The polls were wildly off in the Virginia election.
Democrat Ralph Northam had a lead over Republican Ed Gillespie throughout the race — but a lead that notably tightened to 1 or 2 points by Election Day. Pundits and pollsters were all in agreement: Virginia’s polls were leaning toward Northam, but the race was a toss-up.
But on Tuesday night, Democrats scored a landslide victory, taking the governor’s race by 8 points and winning far more delegate seats than expected.
The blue wave reflected a state that not only had denied Donald Trump a Virginia victory in 2016 but also continues to view the president extremely unfavorably.

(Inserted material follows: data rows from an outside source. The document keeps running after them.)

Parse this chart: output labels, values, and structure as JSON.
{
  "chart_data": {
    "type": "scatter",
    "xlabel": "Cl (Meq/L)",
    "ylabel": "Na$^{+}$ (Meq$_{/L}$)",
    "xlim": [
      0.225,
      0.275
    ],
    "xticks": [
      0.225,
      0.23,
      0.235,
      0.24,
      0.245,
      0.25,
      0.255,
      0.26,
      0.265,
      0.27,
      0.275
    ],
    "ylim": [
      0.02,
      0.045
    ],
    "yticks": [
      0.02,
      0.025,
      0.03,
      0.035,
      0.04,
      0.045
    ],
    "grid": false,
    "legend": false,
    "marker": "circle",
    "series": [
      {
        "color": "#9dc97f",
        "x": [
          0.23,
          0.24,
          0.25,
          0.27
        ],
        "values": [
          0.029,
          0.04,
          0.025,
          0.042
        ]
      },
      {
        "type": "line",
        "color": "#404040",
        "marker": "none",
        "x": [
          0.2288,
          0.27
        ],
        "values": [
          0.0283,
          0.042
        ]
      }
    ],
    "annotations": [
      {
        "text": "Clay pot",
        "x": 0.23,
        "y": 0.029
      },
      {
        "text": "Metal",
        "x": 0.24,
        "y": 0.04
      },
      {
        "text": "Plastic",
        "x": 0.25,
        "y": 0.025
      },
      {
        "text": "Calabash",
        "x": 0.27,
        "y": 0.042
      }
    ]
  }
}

This year, the poll average in the Virginia governor’s race was off by 5.3 percent, Tom Bonier, a Democratic pollster tweeted Wednesday morning. To put that in context, polling was only off by about 1 percent in the 2016 election.

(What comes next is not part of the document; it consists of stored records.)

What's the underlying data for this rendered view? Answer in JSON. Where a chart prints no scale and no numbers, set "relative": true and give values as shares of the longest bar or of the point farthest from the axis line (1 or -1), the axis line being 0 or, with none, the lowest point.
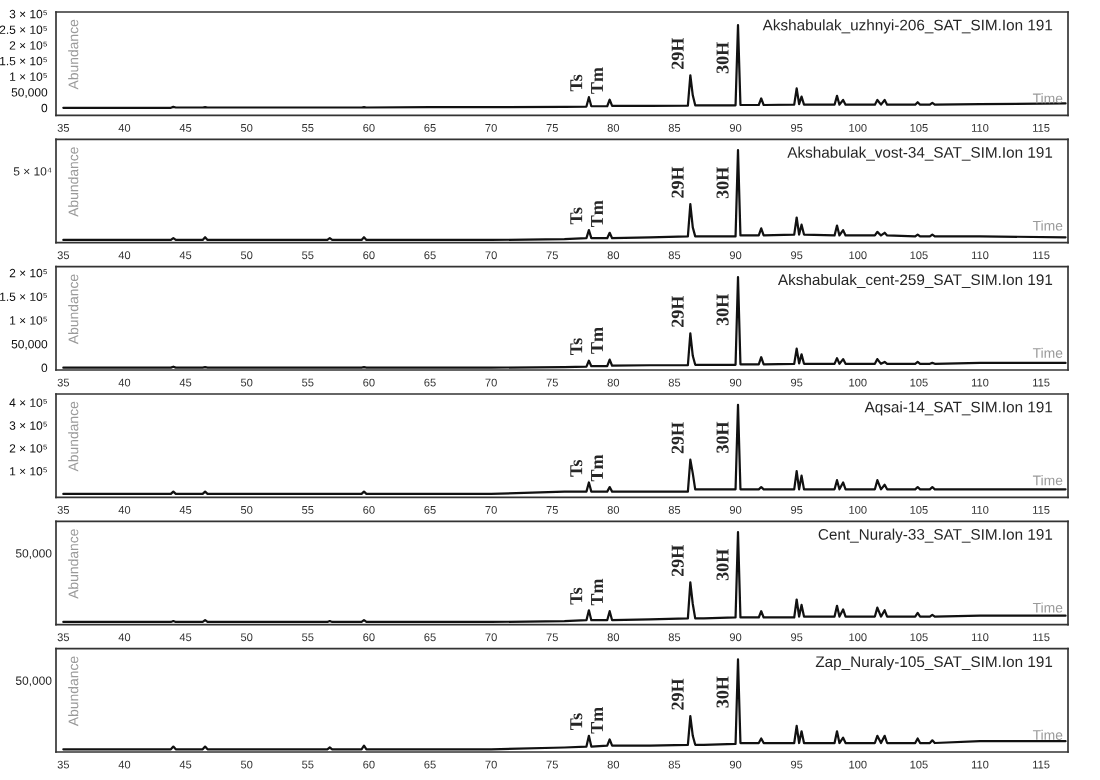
{
  "chart_data": [
    {
      "type": "line",
      "title": "Akshabulak_uzhnyi-206_SAT_SIM.Ion 191",
      "xlabel": "Time",
      "ylabel": "Abundance",
      "x": [
        35,
        43.8,
        44,
        44.2,
        46.4,
        46.6,
        46.8,
        56.6,
        56.8,
        57,
        59.4,
        59.6,
        59.8,
        65,
        70,
        76,
        77.8,
        78,
        78.2,
        79.5,
        79.7,
        79.9,
        83,
        86.1,
        86.3,
        86.5,
        86.7,
        87.4,
        90.0,
        90.2,
        90.4,
        91.9,
        92.1,
        92.3,
        94.8,
        95.0,
        95.2,
        95.4,
        95.6,
        98.1,
        98.3,
        98.5,
        98.8,
        99.0,
        101.4,
        101.6,
        101.9,
        102.2,
        102.4,
        104.7,
        104.9,
        105.1,
        105.9,
        106.1,
        106.3,
        110,
        117
      ],
      "series": [
        {
          "color": "#111111",
          "values": [
            0,
            0,
            3000,
            1000,
            1000,
            2000,
            1000,
            1000,
            1000,
            1000,
            1000,
            2000,
            1000,
            2000,
            2000,
            3000,
            4000,
            34000,
            5000,
            5000,
            26000,
            6000,
            6000,
            7000,
            104000,
            40000,
            8000,
            8000,
            8000,
            264000,
            9000,
            9000,
            30000,
            9000,
            10000,
            62000,
            12000,
            36000,
            10000,
            10000,
            38000,
            10000,
            25000,
            10000,
            10000,
            25000,
            10000,
            25000,
            10000,
            10000,
            18000,
            10000,
            10000,
            16000,
            10000,
            12000,
            14000
          ]
        }
      ],
      "annotations": [
        {
          "text": "Ts",
          "x": 78,
          "y": 34000
        },
        {
          "text": "Tm",
          "x": 79.7,
          "y": 26000
        },
        {
          "text": "29H",
          "x": 86.3,
          "y": 104000
        },
        {
          "text": "30H",
          "x": 90.2,
          "y": 264000
        }
      ],
      "xlim": [
        34.4,
        117.2
      ],
      "xticks": [
        35,
        40,
        45,
        50,
        55,
        60,
        65,
        70,
        75,
        80,
        85,
        90,
        95,
        100,
        105,
        110,
        115
      ],
      "ylim": [
        -24000,
        306000
      ],
      "yticks": [
        0,
        {
          "value": 50000,
          "label": "50,000"
        },
        {
          "value": 100000,
          "label": "1 × 10⁵"
        },
        {
          "value": 150000,
          "label": "1.5 × 10⁵"
        },
        {
          "value": 200000,
          "label": "2 × 10⁵"
        },
        {
          "value": 250000,
          "label": "2.5 × 10⁵"
        },
        {
          "value": 300000,
          "label": "3 × 10⁵"
        }
      ],
      "grid": false,
      "legend": false,
      "marker": "none",
      "line_style": "solid"
    },
    {
      "type": "line",
      "title": "Akshabulak_vost-34_SAT_SIM.Ion 191",
      "xlabel": "Time",
      "ylabel": "Abundance",
      "relative": true,
      "x": [
        35,
        43.8,
        44,
        44.2,
        46.4,
        46.6,
        46.8,
        56.6,
        56.8,
        57,
        59.4,
        59.6,
        59.8,
        65,
        70,
        76,
        77.8,
        78,
        78.2,
        79.5,
        79.7,
        79.9,
        83,
        86.1,
        86.3,
        86.5,
        86.7,
        87.4,
        90.0,
        90.2,
        90.4,
        91.9,
        92.1,
        92.3,
        94.8,
        95.0,
        95.2,
        95.4,
        95.6,
        98.1,
        98.3,
        98.5,
        98.8,
        99.0,
        101.4,
        101.6,
        101.9,
        102.2,
        102.4,
        104.7,
        104.9,
        105.1,
        105.9,
        106.1,
        106.3,
        110,
        117
      ],
      "series": [
        {
          "color": "#111111",
          "values": [
            0,
            0,
            0.02,
            0,
            0,
            0.03,
            0,
            0,
            0.02,
            0,
            0,
            0.03,
            0,
            0,
            0,
            0.01,
            0.02,
            0.11,
            0.02,
            0.02,
            0.08,
            0.02,
            0.03,
            0.04,
            0.4,
            0.14,
            0.04,
            0.04,
            0.04,
            1,
            0.05,
            0.05,
            0.13,
            0.05,
            0.06,
            0.25,
            0.06,
            0.17,
            0.06,
            0.05,
            0.16,
            0.05,
            0.11,
            0.05,
            0.05,
            0.09,
            0.05,
            0.08,
            0.05,
            0.04,
            0.06,
            0.04,
            0.04,
            0.06,
            0.04,
            0.04,
            0.03
          ]
        }
      ],
      "annotations": [
        {
          "text": "Ts",
          "x": 78,
          "y": 0.11
        },
        {
          "text": "Tm",
          "x": 79.7,
          "y": 0.08
        },
        {
          "text": "29H",
          "x": 86.3,
          "y": 0.4
        },
        {
          "text": "30H",
          "x": 90.2,
          "y": 1
        },
        "5 × 10⁴"
      ],
      "xlim": [
        34.4,
        117.2
      ],
      "xticks": [
        35,
        40,
        45,
        50,
        55,
        60,
        65,
        70,
        75,
        80,
        85,
        90,
        95,
        100,
        105,
        110,
        115
      ],
      "grid": false,
      "legend": false,
      "marker": "none",
      "line_style": "solid"
    },
    {
      "type": "line",
      "title": "Akshabulak_cent-259_SAT_SIM.Ion 191",
      "xlabel": "Time",
      "ylabel": "Abundance",
      "x": [
        35,
        43.8,
        44,
        44.2,
        46.4,
        46.6,
        46.8,
        56.6,
        56.8,
        57,
        59.4,
        59.6,
        59.8,
        65,
        70,
        76,
        77.8,
        78,
        78.2,
        79.5,
        79.7,
        79.9,
        83,
        86.1,
        86.3,
        86.5,
        86.7,
        87.4,
        90.0,
        90.2,
        90.4,
        91.9,
        92.1,
        92.3,
        94.8,
        95.0,
        95.2,
        95.4,
        95.6,
        98.1,
        98.3,
        98.5,
        98.8,
        99.0,
        101.4,
        101.6,
        101.9,
        102.2,
        102.4,
        104.7,
        104.9,
        105.1,
        105.9,
        106.1,
        106.3,
        110,
        117
      ],
      "series": [
        {
          "color": "#111111",
          "values": [
            0,
            0,
            2000,
            0,
            0,
            1000,
            0,
            0,
            0,
            0,
            0,
            1000,
            0,
            0,
            0,
            1000,
            2000,
            14500,
            3000,
            3000,
            17000,
            4000,
            5000,
            5000,
            72500,
            25000,
            6000,
            6000,
            6000,
            191000,
            7000,
            7000,
            22000,
            7000,
            8000,
            40000,
            9000,
            28000,
            8000,
            8000,
            20000,
            8000,
            18000,
            8000,
            8000,
            18000,
            8000,
            12000,
            8000,
            8000,
            12000,
            8000,
            8000,
            10000,
            8000,
            10000,
            10000
          ]
        }
      ],
      "annotations": [
        {
          "text": "Ts",
          "x": 78,
          "y": 14500
        },
        {
          "text": "Tm",
          "x": 79.7,
          "y": 17000
        },
        {
          "text": "29H",
          "x": 86.3,
          "y": 72500
        },
        {
          "text": "30H",
          "x": 90.2,
          "y": 191000
        }
      ],
      "xlim": [
        34.4,
        117.2
      ],
      "xticks": [
        35,
        40,
        45,
        50,
        55,
        60,
        65,
        70,
        75,
        80,
        85,
        90,
        95,
        100,
        105,
        110,
        115
      ],
      "ylim": [
        -5000,
        213000
      ],
      "yticks": [
        0,
        {
          "value": 50000,
          "label": "50,000"
        },
        {
          "value": 100000,
          "label": "1 × 10⁵"
        },
        {
          "value": 150000,
          "label": "1.5 × 10⁵"
        },
        {
          "value": 200000,
          "label": "2 × 10⁵"
        }
      ],
      "grid": false,
      "legend": false,
      "marker": "none",
      "line_style": "solid"
    },
    {
      "type": "line",
      "title": "Aqsai-14_SAT_SIM.Ion 191",
      "xlabel": "Time",
      "ylabel": "Abundance",
      "x": [
        35,
        43.8,
        44,
        44.2,
        46.4,
        46.6,
        46.8,
        56.6,
        56.8,
        57,
        59.4,
        59.6,
        59.8,
        65,
        70,
        76,
        77.8,
        78,
        78.2,
        79.5,
        79.7,
        79.9,
        83,
        86.1,
        86.3,
        86.5,
        86.7,
        87.4,
        90.0,
        90.2,
        90.4,
        91.9,
        92.1,
        92.3,
        94.8,
        95.0,
        95.2,
        95.4,
        95.6,
        98.1,
        98.3,
        98.5,
        98.8,
        99.0,
        101.4,
        101.6,
        101.9,
        102.2,
        102.4,
        104.7,
        104.9,
        105.1,
        105.9,
        106.1,
        106.3,
        110,
        117
      ],
      "series": [
        {
          "color": "#111111",
          "values": [
            0,
            0,
            10000,
            0,
            0,
            10000,
            0,
            0,
            0,
            0,
            0,
            10000,
            0,
            0,
            0,
            10000,
            10000,
            50000,
            10000,
            10000,
            30000,
            10000,
            10000,
            10000,
            150000,
            90000,
            20000,
            20000,
            20000,
            390000,
            20000,
            20000,
            30000,
            20000,
            20000,
            100000,
            20000,
            80000,
            20000,
            20000,
            60000,
            20000,
            50000,
            20000,
            20000,
            60000,
            20000,
            40000,
            20000,
            20000,
            30000,
            20000,
            20000,
            30000,
            20000,
            20000,
            20000
          ]
        }
      ],
      "annotations": [
        {
          "text": "Ts",
          "x": 78,
          "y": 50000
        },
        {
          "text": "Tm",
          "x": 79.7,
          "y": 30000
        },
        {
          "text": "29H",
          "x": 86.3,
          "y": 150000
        },
        {
          "text": "30H",
          "x": 90.2,
          "y": 390000
        }
      ],
      "xlim": [
        34.4,
        117.2
      ],
      "xticks": [
        35,
        40,
        45,
        50,
        55,
        60,
        65,
        70,
        75,
        80,
        85,
        90,
        95,
        100,
        105,
        110,
        115
      ],
      "ylim": [
        -15000,
        437000
      ],
      "yticks": [
        {
          "value": 100000,
          "label": "1 × 10⁵"
        },
        {
          "value": 200000,
          "label": "2 × 10⁵"
        },
        {
          "value": 300000,
          "label": "3 × 10⁵"
        },
        {
          "value": 400000,
          "label": "4 × 10⁵"
        }
      ],
      "grid": false,
      "legend": false,
      "marker": "none",
      "line_style": "solid"
    },
    {
      "type": "line",
      "title": "Cent_Nuraly-33_SAT_SIM.Ion 191",
      "xlabel": "Time",
      "ylabel": "Abundance",
      "relative": true,
      "x": [
        35,
        43.8,
        44,
        44.2,
        46.4,
        46.6,
        46.8,
        56.6,
        56.8,
        57,
        59.4,
        59.6,
        59.8,
        65,
        70,
        76,
        77.8,
        78,
        78.2,
        79.5,
        79.7,
        79.9,
        83,
        86.1,
        86.3,
        86.5,
        86.7,
        87.4,
        90.0,
        90.2,
        90.4,
        91.9,
        92.1,
        92.3,
        94.8,
        95.0,
        95.2,
        95.4,
        95.6,
        98.1,
        98.3,
        98.5,
        98.8,
        99.0,
        101.4,
        101.6,
        101.9,
        102.2,
        102.4,
        104.7,
        104.9,
        105.1,
        105.9,
        106.1,
        106.3,
        110,
        117
      ],
      "series": [
        {
          "color": "#111111",
          "values": [
            0,
            0,
            0.01,
            0,
            0,
            0.02,
            0,
            0,
            0.01,
            0,
            0,
            0.02,
            0,
            0,
            0,
            0.01,
            0.02,
            0.13,
            0.02,
            0.02,
            0.12,
            0.02,
            0.03,
            0.04,
            0.44,
            0.2,
            0.04,
            0.04,
            0.05,
            1,
            0.05,
            0.05,
            0.12,
            0.05,
            0.05,
            0.25,
            0.06,
            0.19,
            0.06,
            0.06,
            0.18,
            0.06,
            0.14,
            0.06,
            0.06,
            0.16,
            0.06,
            0.13,
            0.06,
            0.06,
            0.1,
            0.06,
            0.06,
            0.08,
            0.06,
            0.07,
            0.07
          ]
        }
      ],
      "annotations": [
        {
          "text": "Ts",
          "x": 78,
          "y": 0.13
        },
        {
          "text": "Tm",
          "x": 79.7,
          "y": 0.12
        },
        {
          "text": "29H",
          "x": 86.3,
          "y": 0.44
        },
        {
          "text": "30H",
          "x": 90.2,
          "y": 1
        },
        "50,000"
      ],
      "xlim": [
        34.4,
        117.2
      ],
      "xticks": [
        35,
        40,
        45,
        50,
        55,
        60,
        65,
        70,
        75,
        80,
        85,
        90,
        95,
        100,
        105,
        110,
        115
      ],
      "grid": false,
      "legend": false,
      "marker": "none",
      "line_style": "solid"
    },
    {
      "type": "line",
      "title": "Zap_Nuraly-105_SAT_SIM.Ion 191",
      "xlabel": "Time",
      "ylabel": "Abundance",
      "relative": true,
      "x": [
        35,
        43.8,
        44,
        44.2,
        46.4,
        46.6,
        46.8,
        56.6,
        56.8,
        57,
        59.4,
        59.6,
        59.8,
        65,
        70,
        76,
        77.8,
        78,
        78.2,
        79.5,
        79.7,
        79.9,
        83,
        86.1,
        86.3,
        86.5,
        86.7,
        87.4,
        90.0,
        90.2,
        90.4,
        91.9,
        92.1,
        92.3,
        94.8,
        95.0,
        95.2,
        95.4,
        95.6,
        98.1,
        98.3,
        98.5,
        98.8,
        99.0,
        101.4,
        101.6,
        101.9,
        102.2,
        102.4,
        104.7,
        104.9,
        105.1,
        105.9,
        106.1,
        106.3,
        110,
        117
      ],
      "series": [
        {
          "color": "#111111",
          "values": [
            0,
            0,
            0.03,
            0,
            0,
            0.03,
            0,
            0,
            0.02,
            0,
            0,
            0.04,
            0,
            0,
            0,
            0.02,
            0.03,
            0.15,
            0.03,
            0.04,
            0.11,
            0.04,
            0.04,
            0.05,
            0.37,
            0.15,
            0.05,
            0.05,
            0.06,
            1,
            0.07,
            0.07,
            0.12,
            0.07,
            0.07,
            0.26,
            0.07,
            0.2,
            0.07,
            0.07,
            0.2,
            0.07,
            0.13,
            0.07,
            0.07,
            0.15,
            0.07,
            0.15,
            0.07,
            0.07,
            0.12,
            0.07,
            0.07,
            0.1,
            0.07,
            0.09,
            0.09
          ]
        }
      ],
      "annotations": [
        {
          "text": "Ts",
          "x": 78,
          "y": 0.15
        },
        {
          "text": "Tm",
          "x": 79.7,
          "y": 0.11
        },
        {
          "text": "29H",
          "x": 86.3,
          "y": 0.37
        },
        {
          "text": "30H",
          "x": 90.2,
          "y": 1
        },
        "50,000"
      ],
      "xlim": [
        34.4,
        117.2
      ],
      "xticks": [
        35,
        40,
        45,
        50,
        55,
        60,
        65,
        70,
        75,
        80,
        85,
        90,
        95,
        100,
        105,
        110,
        115
      ],
      "grid": false,
      "legend": false,
      "marker": "none",
      "line_style": "solid"
    }
  ]
}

So the poll average was off in the VA Gov race by 5.3%, as compared to only 1.1% in the '16 Presidential. Yet because the polls predicted the winner in VA, we probably won't talk about what we're still doing wrong.
— Tom Bonier (@tbonier) November 8, 2017
That the polls were wrong likely won’t get as much attention this year, because they happened to be wrong in the correct direction — showing Northam with a slight lead.
Nevertheless, exactly one year after the 2016 presidential election, a race that made social scientists and pollsters reconsider their fundamental models for evaluating the political climate, the polls are still epically off. In fact, they were more off in Virginia this year than in the 2016 presidential election.
In fact, the poll average missed the margin in Virginia by more than it did in Michigan in '16. Look, polls don't predict turnout. Pollsters do, and some are better than others, but sometimes it's very, very difficult.
— Tom Bonier (@tbonier) November 8, 2017
There might be a good reason for this. As the New York Times’s Nate Cohn reported, most public polls, conducted through newspapers and colleges, actually haven’t changed how they do things:
Few if any of the public pollsters that conducted surveys ahead of Tuesday’s elections for governor in Virginia and New Jersey appear to have adopted significant methodological changes intended to better represent the rural, less educated white voters who pollsters believe were underrepresented in pre-election surveys.
Cohn points out there are a few pollsters in Virginia that do weight factors like education — and they did so before the 2016 election.
Those include polls like Quinnipiac’s, for example, which had predictions closest to the actual results in 2017, coming within 3 points.